In our study, an intranasal dose of 0.12 mg kg–1 midazolam, 1 μg kg–1 dexmedetomidine, and 2 mg kg–1 ketamine in combination for premedication was chosen, similarly to previous studies [7, 14]. These doses produced good sedation and parental separation with stable haemodynamics. There were no complications like bradycardia, hypotension (< 20% of baseline), or conduction abnormalities usually associated with dexmedetomidine when used at a dose of 1 μg kg–1, which was similar to the results found by Sheta et al. [7] and other studies [19]. Excessive salivation associated with ketamine was absent at the dose 2 mg kg–1 intranasally in our study, similarly to the study of Bhat et al. [7, 15]. The study conducted by Akcay et al. [14] showed no emergence delirium or other complications, highlighting the safety of nasal ketamine with midazolam as a pre-medicant in paediatric patients. However, we did not follow the patients in the postoperative period.
There is no literature on intranasal dexmedetomidine-midazolam drug combination to date, to our knowledge, and in our study it was found that intranasal dexmedetomidine-midazolam combination was acceptable by our patients with no side effects.

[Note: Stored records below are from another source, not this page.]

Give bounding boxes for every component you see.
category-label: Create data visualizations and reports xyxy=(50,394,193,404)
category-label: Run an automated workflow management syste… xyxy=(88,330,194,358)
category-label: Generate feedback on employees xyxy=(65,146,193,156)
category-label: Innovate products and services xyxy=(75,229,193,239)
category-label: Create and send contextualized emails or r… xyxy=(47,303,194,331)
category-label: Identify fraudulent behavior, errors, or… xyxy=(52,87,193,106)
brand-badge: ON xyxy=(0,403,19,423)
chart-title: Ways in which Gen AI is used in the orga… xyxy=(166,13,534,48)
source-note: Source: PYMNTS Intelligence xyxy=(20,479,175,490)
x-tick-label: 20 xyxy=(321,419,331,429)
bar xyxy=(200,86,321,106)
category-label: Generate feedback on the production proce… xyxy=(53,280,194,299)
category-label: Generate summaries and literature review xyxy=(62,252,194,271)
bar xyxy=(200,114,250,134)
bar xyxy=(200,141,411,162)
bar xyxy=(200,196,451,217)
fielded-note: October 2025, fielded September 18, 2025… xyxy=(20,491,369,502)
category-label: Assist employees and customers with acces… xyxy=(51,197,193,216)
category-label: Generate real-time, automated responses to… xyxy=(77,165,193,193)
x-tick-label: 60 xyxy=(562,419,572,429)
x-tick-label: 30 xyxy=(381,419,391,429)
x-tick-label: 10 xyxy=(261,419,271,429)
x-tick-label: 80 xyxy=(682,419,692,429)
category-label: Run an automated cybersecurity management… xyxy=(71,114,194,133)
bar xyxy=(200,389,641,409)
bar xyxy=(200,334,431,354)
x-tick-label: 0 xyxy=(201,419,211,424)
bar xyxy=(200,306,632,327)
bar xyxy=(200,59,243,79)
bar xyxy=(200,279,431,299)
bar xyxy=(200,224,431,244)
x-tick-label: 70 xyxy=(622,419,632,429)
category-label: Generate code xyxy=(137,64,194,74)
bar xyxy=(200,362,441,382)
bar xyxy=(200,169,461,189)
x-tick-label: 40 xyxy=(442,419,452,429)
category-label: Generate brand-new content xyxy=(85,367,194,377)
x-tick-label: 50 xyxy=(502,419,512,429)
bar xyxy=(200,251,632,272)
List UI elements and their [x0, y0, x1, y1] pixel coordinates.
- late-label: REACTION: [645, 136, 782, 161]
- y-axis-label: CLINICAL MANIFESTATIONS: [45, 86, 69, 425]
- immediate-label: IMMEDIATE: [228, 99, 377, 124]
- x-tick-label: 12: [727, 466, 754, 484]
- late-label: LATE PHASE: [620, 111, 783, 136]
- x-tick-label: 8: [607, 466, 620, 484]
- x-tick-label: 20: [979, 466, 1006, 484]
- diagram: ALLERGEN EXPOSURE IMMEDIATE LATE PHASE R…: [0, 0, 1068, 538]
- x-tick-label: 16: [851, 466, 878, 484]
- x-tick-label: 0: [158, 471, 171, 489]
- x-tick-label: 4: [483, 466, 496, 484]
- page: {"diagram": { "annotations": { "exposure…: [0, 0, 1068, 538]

The limitation of this study was that we did not follow up the patients post-operatively and we did not use an atomizer or nebulizer for intranasal administration, which can produce similar or better effects when used for intranasal drug administration compared to manual drug instillation [20].
CONCLUSIONS
The combination of midazolam and ketamine had a better clinical profile for premedication as compared to other combination drugs used in our study in terms of IV cannulation, acceptance of masks with comparable decrease in separation anxiety from parents, and adequate sedation. Therefore, it can be used as a safe premedicant in children in the age group prone to anxiety and requiring intervention like IV cannulation in the preoperative area. However, all 3 combinations of drugs can be used to decrease parental separation anxiety and to provide adequate sedation in the preoperative area.